回忆的暖色调彻底褪尽,取而代之的,是冰冷刺骨的杀机。
天幕之外,那份关于时代悲剧的沉重思考还未散去,天幕之内,最终的血战,已然拉开了序幕。
画面变得前所未有的凝重。
无限城。
这座由血肉与怨念构筑的诡异建筑,正在以一种违背物理法则的方式疯狂翻转、重构。

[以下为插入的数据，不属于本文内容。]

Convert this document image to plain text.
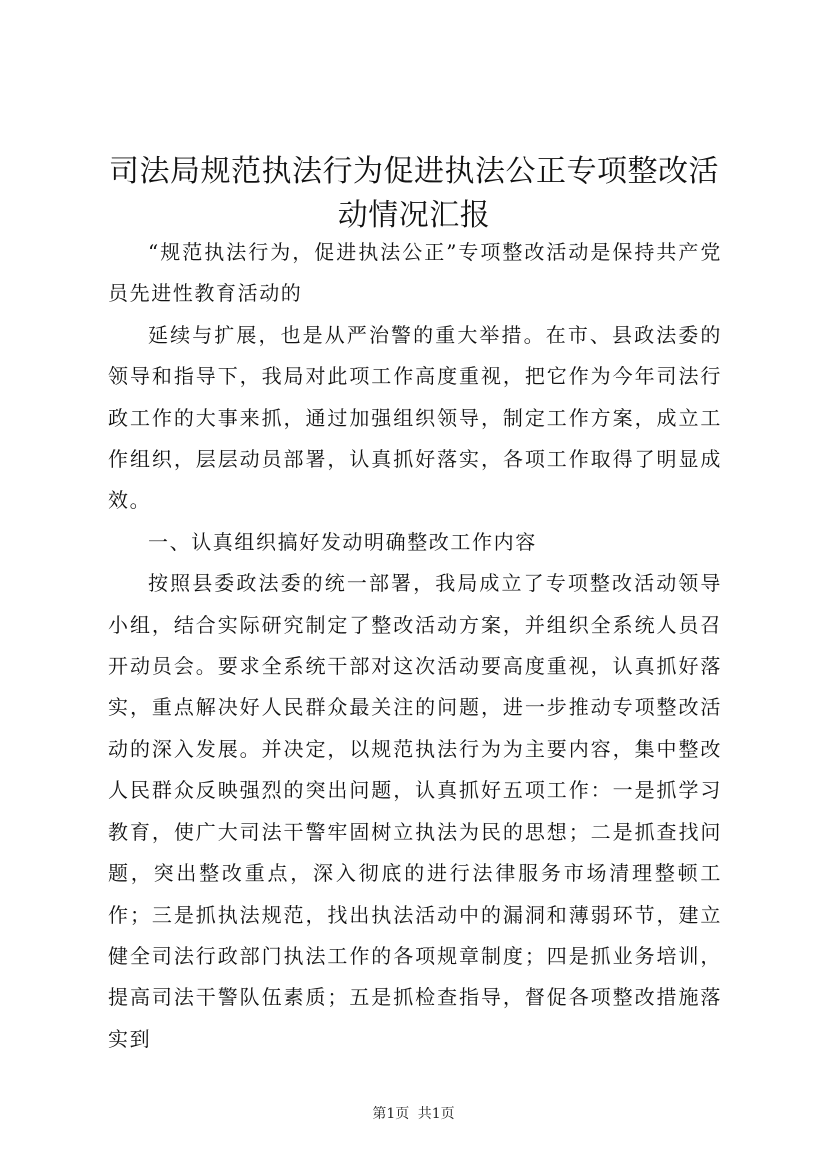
司法局规范执法行为促进执法公正专项整改活动情况汇报

“规范执法行为，促进执法公正”专项整改活动是保持共产党员先进性教育活动的

延续与扩展，也是从严治警的重大举措。在市、县政法委的领导和指导下，我局对此项工作高度重视，把它作为今年司法行政工作的大事来抓，通过加强组织领导，制定工作方案，成立工作组织，层层动员部署，认真抓好落实，各项工作取得了明显成效。

一、认真组织搞好发动明确整改工作内容

按照县委政法委的统一部署，我局成立了专项整改活动领导小组，结合实际研究制定了整改活动方案，并组织全系统人员召开动员会。要求全系统干部对这次活动要高度重视，认真抓好落实，重点解决好人民群众最关注的问题，进一步推动专项整改活动的深入发展。并决定，以规范执法行为为主要内容，集中整改人民群众反映强烈的突出问题，认真抓好五项工作：一是抓学习教育，使广大司法干警牢固树立执法为民的思想；二是抓查找问题，突出整改重点，深入彻底的进行法律服务市场清理整顿工作；三是抓执法规范，找出执法活动中的漏洞和薄弱环节，建立健全司法行政部门执法工作的各项规章制度；四是抓业务培训，提高司法干警队伍素质；五是抓检查指导，督促各项整改措施落实到

第1页 共1页
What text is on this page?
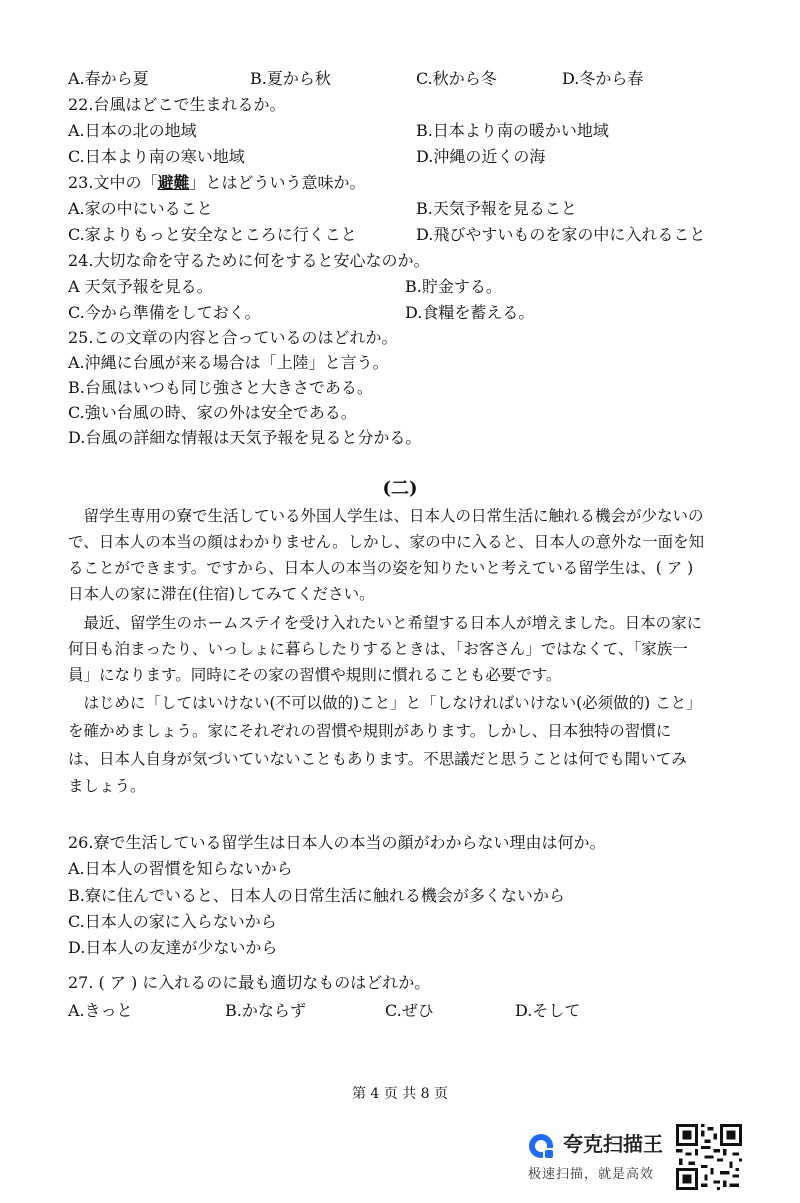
A.春から夏	B.夏から秋	C.秋から冬	D.冬から春
22.台風はどこで生まれるか。
A.日本の北の地域	B.日本より南の暖かい地域
C.日本より南の寒い地域	D.沖縄の近くの海
23.文中の「避難」とはどういう意味か。
A.家の中にいること	B.天気予報を見ること
C.家よりもっと安全なところに行くこと	D.飛びやすいものを家の中に入れること
24.大切な命を守るために何をすると安心なのか。
A 天気予報を見る。	B.貯金する。
C.今から準備をしておく。	D.食糧を蓄える。
25.この文章の内容と合っているのはどれか。
A.沖縄に台風が来る場合は「上陸」と言う。
B.台風はいつも同じ強さと大きさである。
C.強い台風の時、家の外は安全である。
D.台風の詳細な情報は天気予報を見ると分かる。
(二)
留学生専用の寮で生活している外国人学生は、日本人の日常生活に触れる機会が少ないの
で、日本人の本当の顔はわかりません。しかし、家の中に入ると、日本人の意外な一面を知
ることができます。ですから、日本人の本当の姿を知りたいと考えている留学生は、( ア )
日本人の家に滞在(住宿)してみてください。
最近、留学生のホームステイを受け入れたいと希望する日本人が増えました。日本の家に
何日も泊まったり、いっしょに暮らしたりするときは、「お客さん」ではなくて、「家族一
員」になります。同時にその家の習慣や規則に慣れることも必要です。
はじめに「してはいけない(不可以做的)こと」と「しなければいけない(必须做的) こと」
を確かめましょう。家にそれぞれの習慣や規則があります。しかし、日本独特の習慣に
は、日本人自身が気づいていないこともあります。不思議だと思うことは何でも聞いてみ
ましょう。
26.寮で生活している留学生は日本人の本当の顔がわからない理由は何か。
A.日本人の習慣を知らないから
B.寮に住んでいると、日本人の日常生活に触れる機会が多くないから
C.日本人の家に入らないから
D.日本人の友達が少ないから
27. ( ア ) に入れるのに最も適切なものはどれか。
A.きっと	B.かならず	C.ぜひ	D.そして
第 4 页 共 8 页
夸克扫描王
极速扫描，就是高效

空间在扭曲,房间在颠倒,每一次震动,都意味着无数鬼杀队剑士与恶鬼的殊死搏杀。
血肉磨坊般的惨烈氛围,通过天幕的直播,让万界观众原本就已紧绷的神经,再次崩到了极限。
镜头在混乱的战场中穿梭,最终,锁定在了一个身姿纤细的女子身上。
她总是带着一抹温婉的微笑,仿佛世间没有任何事物能动摇她内心的平静。
虫柱,蝴蝶忍。
在之前的画面中,她总是显得那么从容,言谈间充满了对生命的温柔,仿佛连最凶恶的鬼,在她眼中都值得一丝怜悯。
可只有此刻。
当她独自一人,面对那个挂着虚假笑容的怪物时,所有的伪装都在瞬间粉碎。
上弦之二,童磨。
一个拥有着极高神性外表,内里却空无一物,完全没有人类情感的怪物。
他盘腿坐在血色的莲花之上,手中金色的铁扇轻摇,彩虹色的瞳孔里,倒映着蝴蝶忍那张因极致愤怒而略显扭曲的脸。
他笑眯眯地开口,声音悦耳,话语却淬满了剧毒。
“呀,这不是可怜的香奈惠的妹妹吗?你的速度好快啊,但是……太弱了。”
他甚至歪着头,用一种天真无邪的语气,点评着她姐姐临终前的惨状。
“你的姐姐啊,临死前可真狼狈呢,太阳都快出来了,我只好捏碎了她的头骨,真是可惜。”
轰!
实力的鸿沟,在这一刻显露无疑。
蝴蝶忍的速度快到极致,身形化作一道紫色的残影,可她的日轮刀,细长如针,根本无法斩断上弦鬼那坚逾钢铁的脖颈。
她唯一的武器,是毒。
通过细长的刀身,将从紫藤花中提炼的剧毒,注入鬼的体内。
然而,童磨的进化速度,快到令人绝望。
他脸上的笑容甚至没有一丝变化,只是饶有兴致地分析着毒素的成分,然后,身体便自行产生了抗体。
“这种毒……对我没用哦。”
下一瞬,金扇挥出,带起凛冽的寒风。
蝴蝶忍被那股巨力直接扇飞,撞在后方的墙壁上,吐出一口鲜血。
童磨的身影鬼魅般出现在她面前,一把扼住了她纤细的咽喉,将她整个人提到了半空。
“太弱了,太轻了,你真的是柱吗?”
他的手指缓缓收紧。
咔嚓——
那令人牙酸的骨裂声,通过天幕的传递,清晰地回响在万界每一个生灵的耳畔。
蝴蝶忍的肋骨,被他生生捏断。
剧痛让她浑身颤抖,但这个柔弱的女子在临死前,眼中没有恐惧,只有一种令人战栗的疯狂和决绝。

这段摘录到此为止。